Daveth lay near on the ancient stone.

“I am sorry for Daveth, as well.” Duncan kneeled there next, checking. Then he stood, looking at her. “But the Joining is not yet complete.”

He offered her the chalice, gold interior reflecting the firelight. As she grasped it, time slowed. She counted twelve facets of the cup and base, eight ribs of the stem.

“You don’t have to do this,” she said.

The metal was cold. The blood was warm. That felt backwards, somehow. Everything about this felt backwards—poisoning dressed as honor, death as duty.

“I do,” Duncan said. “And so do you.”

She tipped it back.

It coated her throat, thick and foul. Her attempt to swallow aborted as her stomach lurched. She kept swallowing.

“From this moment forth, you are a Grey Warden.”

When she lowered the cup, Duncan was nodding.

Then the pain came like fire in her veins. Emma’s knees buckled. The world tilted. She felt herself make a sound, but couldn’t hear it.

The floor rushed up to meet her and vanished. She fell through broken stone arches into darkness. Into something vast and writhing and hungry. Thousands of voices, all calling, wanting, desperately reaching.

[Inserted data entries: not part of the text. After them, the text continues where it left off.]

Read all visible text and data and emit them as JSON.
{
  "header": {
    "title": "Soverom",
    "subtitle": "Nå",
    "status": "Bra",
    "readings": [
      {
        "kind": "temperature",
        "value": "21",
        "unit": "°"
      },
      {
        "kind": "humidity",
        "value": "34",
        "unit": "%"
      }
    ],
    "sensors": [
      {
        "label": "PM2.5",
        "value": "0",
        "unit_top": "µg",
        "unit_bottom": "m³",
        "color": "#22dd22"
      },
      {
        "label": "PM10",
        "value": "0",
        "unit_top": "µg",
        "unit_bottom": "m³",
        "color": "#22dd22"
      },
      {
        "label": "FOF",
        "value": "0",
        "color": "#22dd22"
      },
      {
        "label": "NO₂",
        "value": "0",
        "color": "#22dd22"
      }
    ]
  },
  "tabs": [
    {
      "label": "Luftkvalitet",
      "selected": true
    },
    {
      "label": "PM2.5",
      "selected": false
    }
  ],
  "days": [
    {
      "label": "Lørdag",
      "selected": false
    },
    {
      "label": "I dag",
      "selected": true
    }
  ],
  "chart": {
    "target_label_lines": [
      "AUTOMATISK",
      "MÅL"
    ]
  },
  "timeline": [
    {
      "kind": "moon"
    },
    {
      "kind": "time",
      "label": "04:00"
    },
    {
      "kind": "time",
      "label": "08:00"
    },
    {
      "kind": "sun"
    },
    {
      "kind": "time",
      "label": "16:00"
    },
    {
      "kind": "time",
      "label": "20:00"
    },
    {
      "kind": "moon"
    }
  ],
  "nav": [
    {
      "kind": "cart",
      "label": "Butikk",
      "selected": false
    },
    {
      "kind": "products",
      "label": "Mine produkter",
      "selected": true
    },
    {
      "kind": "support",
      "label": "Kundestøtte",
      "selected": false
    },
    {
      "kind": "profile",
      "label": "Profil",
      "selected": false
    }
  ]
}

An Old God answered them, exhaling corruption through long and horrible fangs.

It was skeletal under layers of decay and barbed plating, neck overextended and serpentine, whipping back as it roared.

Then: drums. A heartbeat. Something else’s. Something enormous.

And one single, awful note. Old and terrible singing into the deepest places of the world.